Мы с отвращением отшатнулись от него. Мало того, что он крадет, он и лжет к тому же.

 

Чужак

Председатель заказал селедку в сметане, а тут какой-то тип заявляет:

— Прошу извинить, но эту селедочку уже я первый заказал.

Воцарилась тишина. Председатель тоже онемел.

— А вы знаете, кто я такой? — спросил он немного погодя.

— Нет.

Председатель снова онемел.

— Так вы не знаете? — спросил он, обретя вновь дар речи.

— Не имею представления.

— А желали бы узнать?

— Мне нет до этого дела.

— Вам нет до этого… Ну, я вам покажу.

— Ничего вы мне не покажете, потому что я нездешний.

Председатель смягчился.

— А может, у вас тут какие-нибудь родственники есть, так я им покажу.

— Нет у меня тут никого.

— А может, у вас есть ко мне какое-нибудь дело, так я бы вам отказал.

— Нет.

— А может, вам хочется, чтобы я решил для вас какой-нибудь вопрос…

— Не имею такого намерения.

— Тогда я прошу вас, обратитесь ко мне, пожалуйста, с каким-нибудь делом.

— Ничего у вас не выйдет, — отрезал незнакомец. — Официант!
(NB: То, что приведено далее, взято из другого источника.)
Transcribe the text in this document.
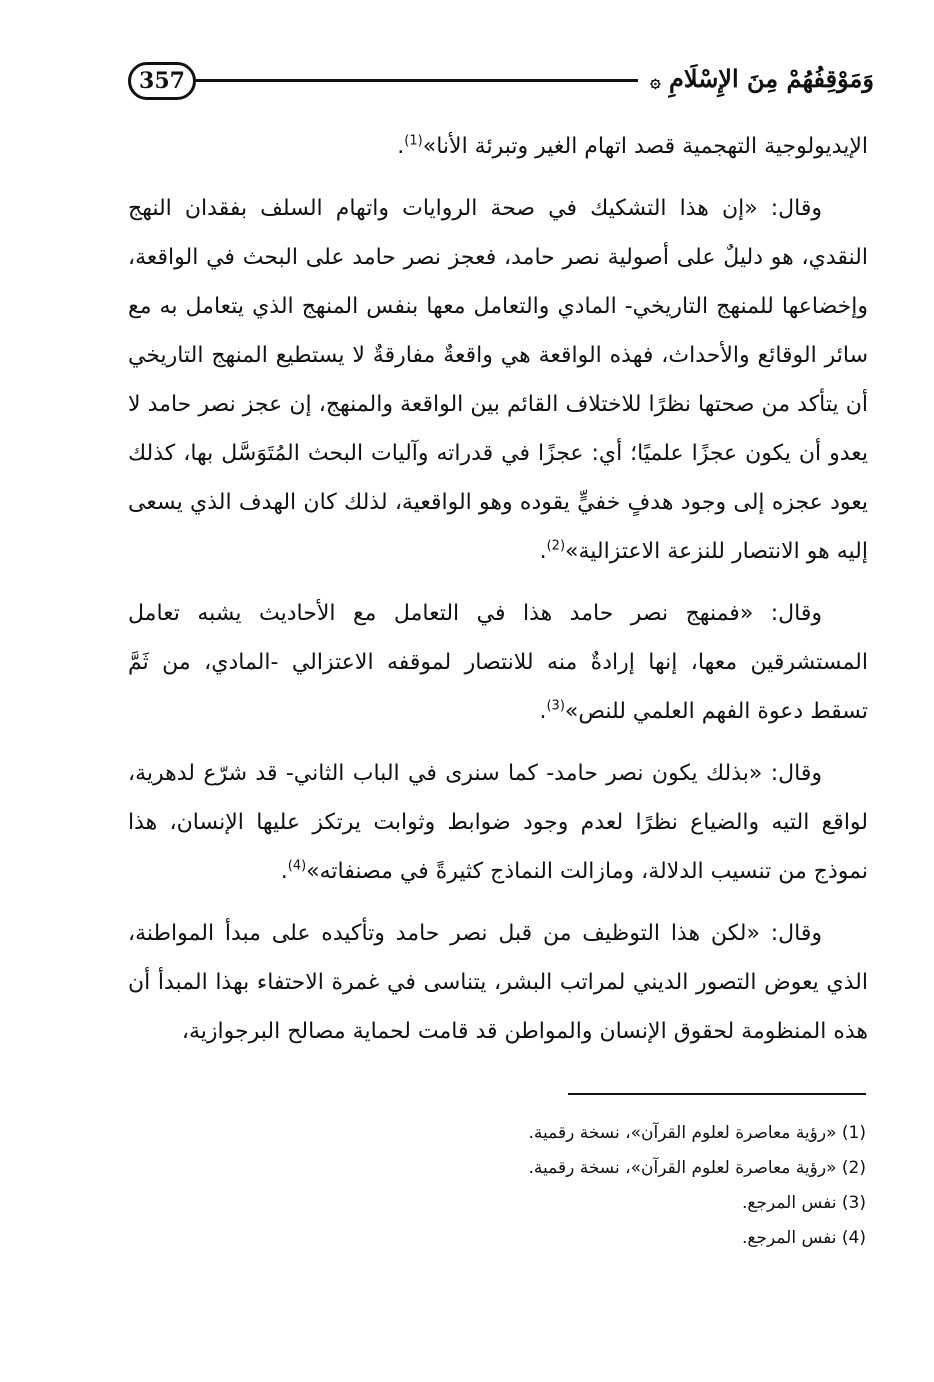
357	وَمَوْقِفُهُمْ مِنَ الإِسْلَامِ ۞

الإيديولوجية التهجمية قصد اتهام الغير وتبرئة الأنا»$^{(1)}$.

وقال: «إن هذا التشكيك في صحة الروايات واتهام السلف بفقدان النهج النقدي، هو دليلٌ على أصولية نصر حامد، فعجز نصر حامد على البحث في الواقعة، وإخضاعها للمنهج التاريخي- المادي والتعامل معها بنفس المنهج الذي يتعامل به مع سائر الوقائع والأحداث، فهذه الواقعة هي واقعةٌ مفارقةٌ لا يستطيع المنهج التاريخي أن يتأكد من صحتها نظرًا للاختلاف القائم بين الواقعة والمنهج، إن عجز نصر حامد لا يعدو أن يكون عجزًا علميًا؛ أي: عجزًا في قدراته وآليات البحث المُتَوَسَّل بها، كذلك يعود عجزه إلى وجود هدفٍ خفيٍّ يقوده وهو الواقعية، لذلك كان الهدف الذي يسعى إليه هو الانتصار للنزعة الاعتزالية»$^{(2)}$.

وقال: «فمنهج نصر حامد هذا في التعامل مع الأحاديث يشبه تعامل المستشرقين معها، إنها إرادةٌ منه للانتصار لموقفه الاعتزالي -المادي، من ثَمَّ تسقط دعوة الفهم العلمي للنص»$^{(3)}$.

وقال: «بذلك يكون نصر حامد- كما سنرى في الباب الثاني- قد شرّع لدهرية، لواقع التيه والضياع نظرًا لعدم وجود ضوابط وثوابت يرتكز عليها الإنسان، هذا نموذج من تنسيب الدلالة، ومازالت النماذج كثيرةً في مصنفاته»$^{(4)}$.

وقال: «لكن هذا التوظيف من قبل نصر حامد وتأكيده على مبدأ المواطنة، الذي يعوض التصور الديني لمراتب البشر، يتناسى في غمرة الاحتفاء بهذا المبدأ أن هذه المنظومة لحقوق الإنسان والمواطن قد قامت لحماية مصالح البرجوازية،

(1) «رؤية معاصرة لعلوم القرآن»، نسخة رقمية.

(2) «رؤية معاصرة لعلوم القرآن»، نسخة رقمية.

(3) نفس المرجع.

(4) نفس المرجع.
Что там с селедочкой!?

— Дать ему в морду? — спросил официант.

— Спасибо, Юзик, но меня уже ничто не радует, — сказал Председатель и расплакался.

 

Тайны потустороннего мира

Умер Кассир, и одновременно из кассы пропали все деньги. Хороший он был человек, да и денег жалко

Сколько было тех денег, неизвестно

Тела тоже не нашли.

Стали мы советоваться, как бы обойтись без прокурора.

— Есть только один выход, — сказал Председатель, заказав пиво. — Нужно откомандировать двух членов ревизионной комиссии. Все равно когда-нибудь они умрут, так уж пусть лучше проедутся для пользы коллектива. В потустороннем мире они свяжутся с покойным, тот сообщит им что надо, а потом они мне приснятся и все передадут. Надгробия им возведем за счет суточных.

— Почему двух?

— Всегда посылают двух, чтобы один следил за другим.

— А почему они должны присниться только вам, пан Председатель? Пусть снятся всей коллегии.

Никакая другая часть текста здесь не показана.